The insomnia was successfully treated by sodium bicarbonate. There was a slight improvement in speech. In March body weight had improved, but there was a marked tremor of the right hand. In the next few months there was a progressive improvement in general well-being, in speech disorder, and in tremor. The auditory disorder remained unchanged. The man now works in his father’s garden.

This case appears to show a combination of psychic and mechanical injury. There are severe hysterical auditory and speech disorders. Although the auditory disorder is of mechanical origin, the speech disorder appears to be of psychogenic nature. It is somewhat remarkable that the ear tests almost every time produce hysterical attacks in the form of convulsive crying. Rather unusual is the general cutaneous hyperalgesia, more marked about the ears.

Shell-shock (distant, neither seen nor heard); left tympanum ruptured; semicoma eight days: Cerebellar syndrome and hemianesthesia. Recovery, nine months.

Case 218. (Pitres and Marchand, November, 1916.)

A lieutenant underwent “shell-shock” either at night or in the early morning, September, 1915, the shell bursting at a distance. He neither saw nor heard the shell, lost consciousness and was eight days semicomatose, failing to recognize his wife.

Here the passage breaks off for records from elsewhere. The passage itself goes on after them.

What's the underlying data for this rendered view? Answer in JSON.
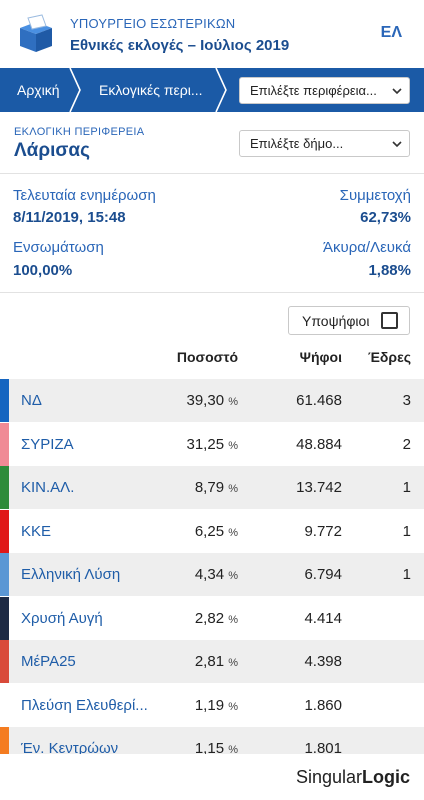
{
  "header": {
    "ministry": "ΥΠΟΥΡΓΕΙΟ ΕΣΩΤΕΡΙΚΩΝ",
    "election": "Εθνικές εκλογές – Ιούλιος 2019",
    "language": "ΕΛ",
    "logo_icon": "ballot-box-icon"
  },
  "nav": {
    "home": "Αρχική",
    "regions": "Εκλογικές περι...",
    "region_select": "Επιλέξτε περιφέρεια..."
  },
  "region": {
    "label": "ΕΚΛΟΓΙΚΗ ΠΕΡΙΦΕΡΕΙΑ",
    "name": "Λάρισας",
    "municipality_select": "Επιλέξτε δήμο..."
  },
  "stats": {
    "last_update_label": "Τελευταία ενημέρωση",
    "last_update_value": "8/11/2019, 15:48",
    "turnout_label": "Συμμετοχή",
    "turnout_value": "62,73%",
    "integration_label": "Ενσωμάτωση",
    "integration_value": "100,00%",
    "invalid_label": "Άκυρα/Λευκά",
    "invalid_value": "1,88%"
  },
  "candidates_toggle": {
    "label": "Υποψήφιοι",
    "checked": false
  },
  "table": {
    "headers": {
      "percent": "Ποσοστό",
      "votes": "Ψήφοι",
      "seats": "Έδρες"
    },
    "percent_unit": "%",
    "rows": [
      {
        "party": "ΝΔ",
        "percent": "39,30",
        "votes": "61.468",
        "seats": "3",
        "color": "#1565c0"
      },
      {
        "party": "ΣΥΡΙΖΑ",
        "percent": "31,25",
        "votes": "48.884",
        "seats": "2",
        "color": "#f08a95"
      },
      {
        "party": "ΚΙΝ.ΑΛ.",
        "percent": "8,79",
        "votes": "13.742",
        "seats": "1",
        "color": "#2e8b3a"
      },
      {
        "party": "ΚΚΕ",
        "percent": "6,25",
        "votes": "9.772",
        "seats": "1",
        "color": "#e01818"
      },
      {
        "party": "Ελληνική Λύση",
        "percent": "4,34",
        "votes": "6.794",
        "seats": "1",
        "color": "#5b97d4"
      },
      {
        "party": "Χρυσή Αυγή",
        "percent": "2,82",
        "votes": "4.414",
        "seats": "",
        "color": "#1d2a44"
      },
      {
        "party": "ΜέΡΑ25",
        "percent": "2,81",
        "votes": "4.398",
        "seats": "",
        "color": "#d94a3a"
      },
      {
        "party": "Πλεύση Ελευθερί...",
        "percent": "1,19",
        "votes": "1.860",
        "seats": "",
        "color": "#ffffff"
      },
      {
        "party": "Έν. Κεντρώων",
        "percent": "1,15",
        "votes": "1.801",
        "seats": "",
        "color": "#f47c20"
      }
    ]
  },
  "footer": {
    "brand_a": "Singular",
    "brand_b": "Logic"
  }
}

On recovering his senses, he could not get about, as he had lost his memory, having to write down his room number and be warned of meal times. He was led about like a child. He had a continuous headache on the right side and pains in the occiput and along the spinal column, as well as in the right leg as far as the heel. These leg pains were lightning pains. Walking was difficult, staggering, leaning to left. Weakness of right arm and leg; right-sided hemianalgesia. Complete insomnia. During November there were frequent urgent desires to urinate day or night. Evacuated to the oto-rhino-laryngological center in Bordeaux, December 13, for examination of ears. The right ear was found normal, but there was a rupture of the left tympanum. There was at this time a trismus. The jaws were opened with the dilator and the man had a syncope during this operation. The question of surgical intervention for a cerebral lesion was raised, but he was first sent to the neurologists at Bordeaux. There, December 31, he was found with a facies of anguish, unstable gait, inclination to the left in walking; no Rombergism; occasional dizzy spells. In walking, the right foot was pointed outward and on request to direct it forward he complained of pain in the loins, reaching as far as the scapula. Walking with eyes closed, he leaned to the left and lost balance. With eyes open, no disorder of balance. With eyes closed, the body leaned backward. If requested to go back, he failed to flex his legs to keep balance. If he was asked to put a foot upon the chair in front of him, he immediately fell backwards. He could not support his body on the right leg more than a few moments. He had difficulty in raising both legs from the bed at one time and he could lift the right leg not so high as the left. Movements of the legs were performed hesitatingly and slowly and with greater difficulty with eyes closed.

He could not thread a needle and could hardly dress himself. Eyes closed, he could with difficulty perform the finger to nose test; eyes open, with much less difficulty. Adiadochokinesis; muscular strength less in right than left; plantar reflexes absent; knee-jerks lively; hemianalgesia, right side. Loss of deep and bony sensibility on right side and diminution of testicular sensibility. Retraction of visual field, right; diminution of smell and loss of hearing, right; position sense absent on this side; stereognostic sense preserved. Mentally, memory was poor; he was unable to read or do mental work. He slept little and had bad battle dreams. He was very impressionable and emotional and constantly complained of occipital pain. He had lost 8 kilos weight.